# Welcome another new deer hunter!



## Burly1 (Sep 20, 2003)

My nephew Matt took his first big game during the ND youth deer hunt. He is excited and happy, and I am very proud to have been his mentor. This was my third opportunity to help a youngster get started on their big game hunting career. I feel blessed. Truth be told, if I could be with the kids all the time, I might never pull a trigger again. And you get a cool hat too!
[siteimg]2321[/siteimg]
Burl


----------



## BenelliBlaster (Mar 17, 2002)

Great to see a new hunter enjoying the opportunity of a youth hunt. Even better he was satisfied with the animal he bagged.
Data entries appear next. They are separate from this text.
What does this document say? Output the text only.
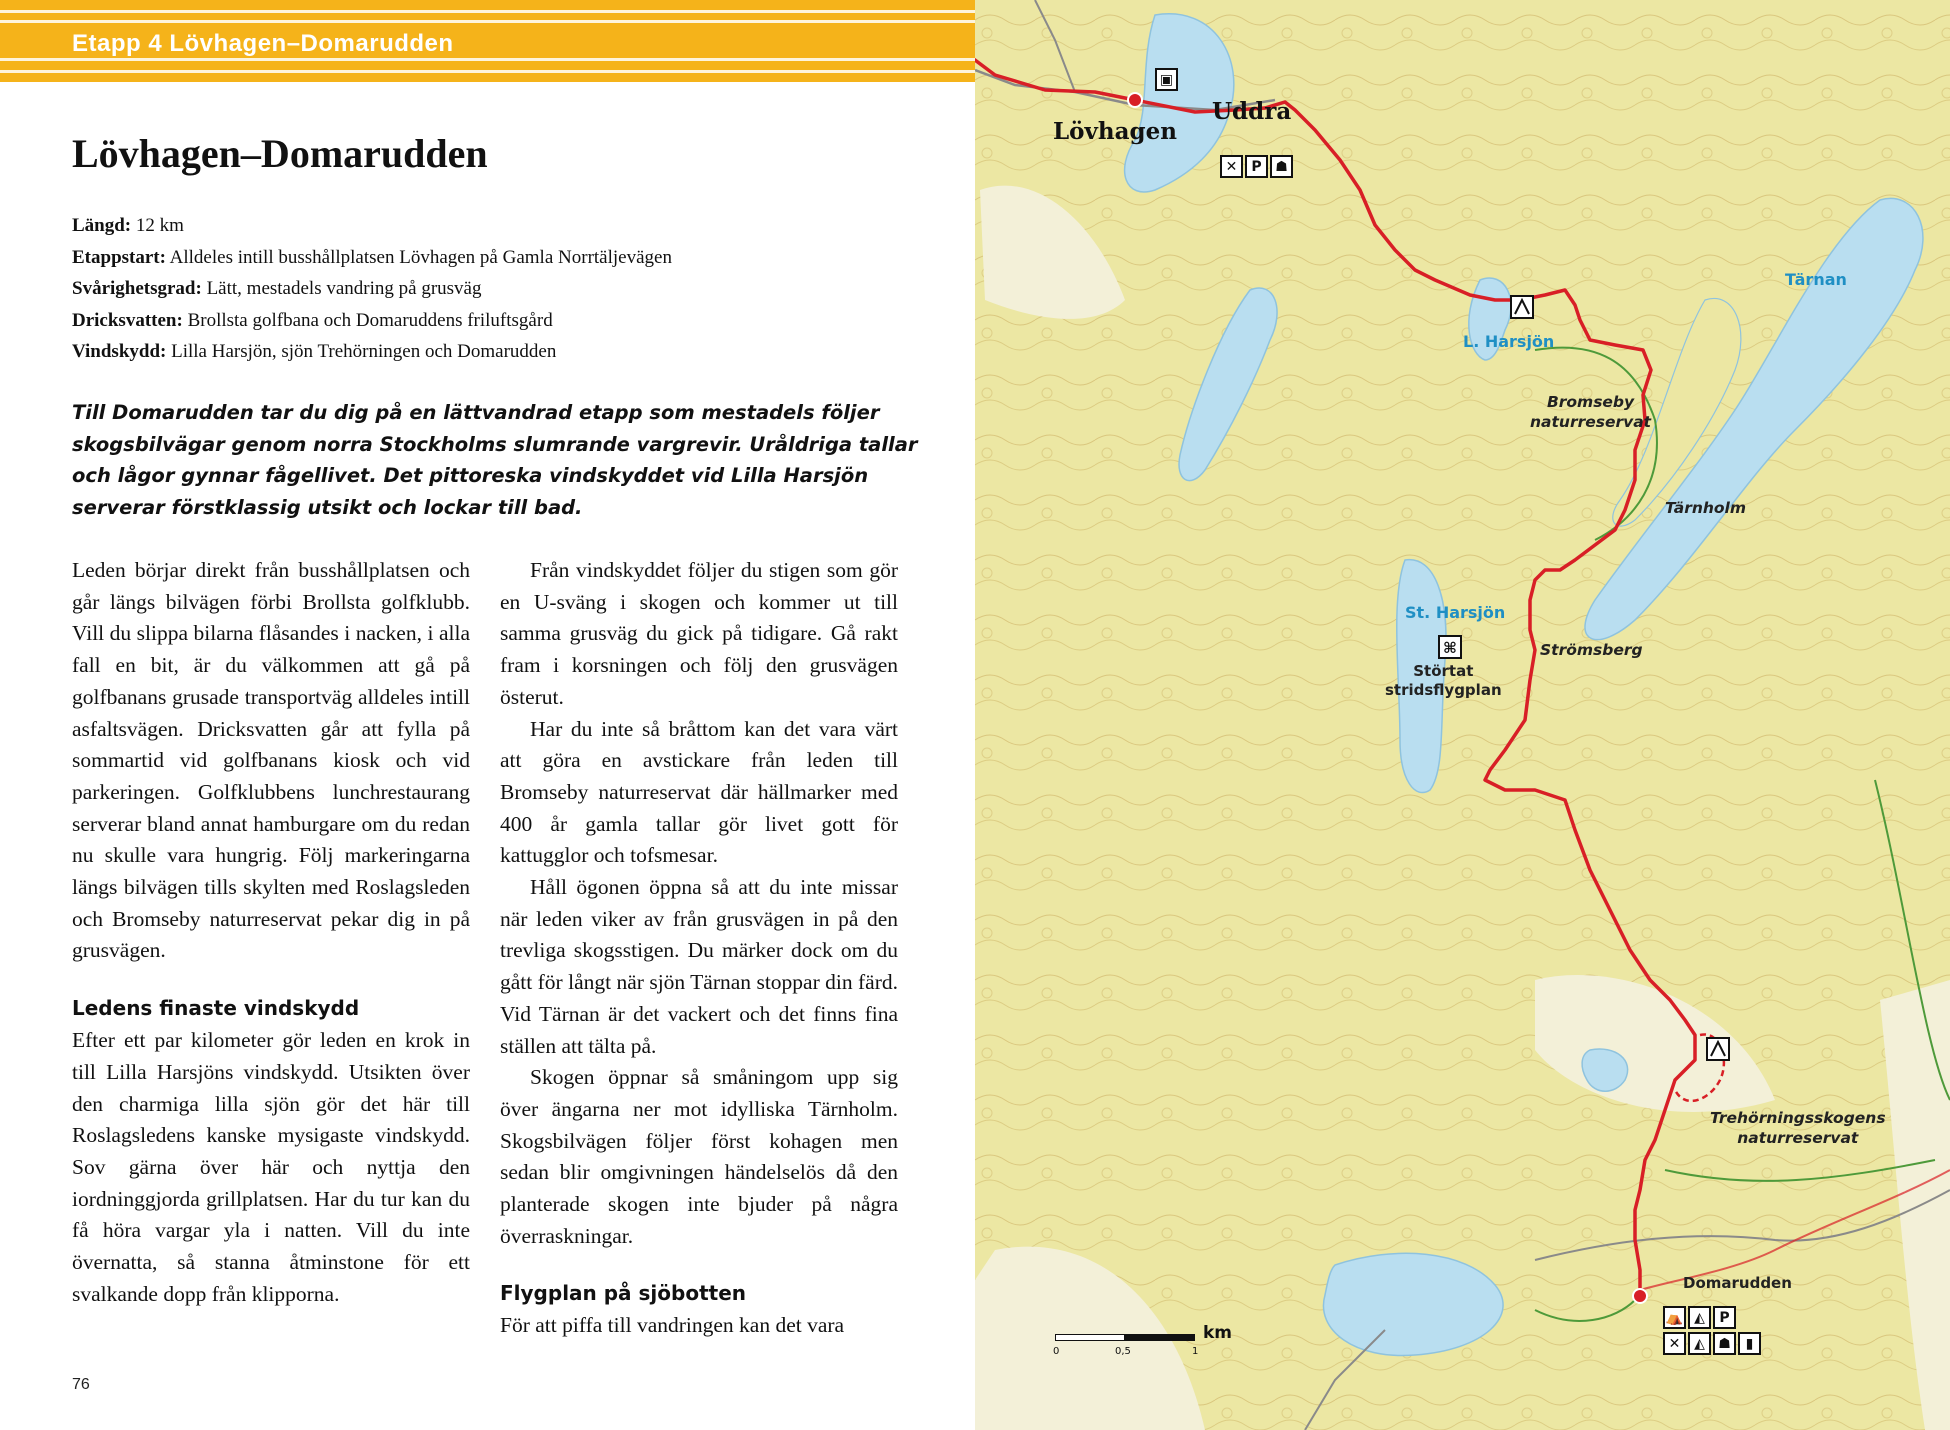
Etapp 4 Lövhagen–Domarudden
Lövhagen–Domarudden
Längd: 12 km
Etappstart: Alldeles intill busshållplatsen Lövhagen på Gamla Norrtäljevägen
Svårighetsgrad: Lätt, mestadels vandring på grusväg
Dricksvatten: Brollsta golfbana och Domaruddens friluftsgård
Vindskydd: Lilla Harsjön, sjön Trehörningen och Domarudden
Till Domarudden tar du dig på en lättvandrad etapp som mestadels följer skogsbilvägar genom norra Stockholms slumrande vargrevir. Uråldriga tallar och lågor gynnar fågellivet. Det pittoreska vindskyddet vid Lilla Harsjön serverar förstklassig utsikt och lockar till bad.

Leden börjar direkt från busshållplatsen och går längs bilvägen förbi Brollsta golfklubb. Vill du slippa bilarna flåsandes i nacken, i alla fall en bit, är du välkommen att gå på golfbanans grusade transportväg alldeles intill asfaltsvägen. Dricksvatten går att fylla på sommartid vid golfbanans kiosk och vid parkeringen. Golfklubbens lunchrestaurang serverar bland annat hamburgare om du redan nu skulle vara hungrig. Följ markeringarna längs bilvägen tills skylten med Roslagsleden och Bromseby naturreservat pekar dig in på grusvägen.

Ledens finaste vindskydd

Efter ett par kilometer gör leden en krok in till Lilla Harsjöns vindskydd. Utsikten över den charmiga lilla sjön gör det här till Roslagsledens kanske mysigaste vindskydd. Sov gärna över här och nyttja den iordninggjorda grillplatsen. Har du tur kan du få höra vargar yla i natten. Vill du inte övernatta, så stanna åtminstone för ett svalkande dopp från klipporna.

Från vindskyddet följer du stigen som gör en U-sväng i skogen och kommer ut till samma grusväg du gick på tidigare. Gå rakt fram i korsningen och följ den grusvägen österut.

Har du inte så bråttom kan det vara värt att göra en avstickare från leden till Bromseby naturreservat där hällmarker med 400 år gamla tallar gör livet gott för kattugglor och tofsmesar.

Håll ögonen öppna så att du inte missar när leden viker av från grusvägen in på den trevliga skogsstigen. Du märker dock om du gått för långt när sjön Tärnan stoppar din färd. Vid Tärnan är det vackert och det finns fina ställen att tälta på.

Skogen öppnar så småningom upp sig över ängarna ner mot idylliska Tärnholm. Skogsbilvägen följer först kohagen men sedan blir omgivningen händelselös då den planterade skogen inte bjuder på några överraskningar.

Flygplan på sjöbotten

För att piffa till vandringen kan det vara

76
⌘
Lövhagen
Uddra
Tärnan
L. Harsjön
Bromseby
naturreservat
Tärnholm
St. Harsjön
Störtat
stridsflygplan
Strömsberg
Trehörningsskogens
naturreservat
Domarudden
▣
✕	P ☗
⛺ ◭	P
✕ ◭ ☗	▮
0	0,5	1
km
So many youth are pressured to use their tags to pursue that monster when it is really about getting out and gaining experience in the field.
Thanks for sharing your experience Burl and congratulations to you and your nephew.


----------



## Leo Porcello (Jul 10, 2003)

Congrats on a great hunt and thanks for taking the time to be a mentor!! :beer:


----------



## fishless (Aug 2, 2005)

congrats to you and your nephew Burly


----------



## Muleys&amp;Honkers4life (Nov 23, 2004)

Great job Burl & congrats to the nephew!

:sniper:


----------



## Grouse Hunter (Aug 21, 2005)

ya congrats to your nephew


----------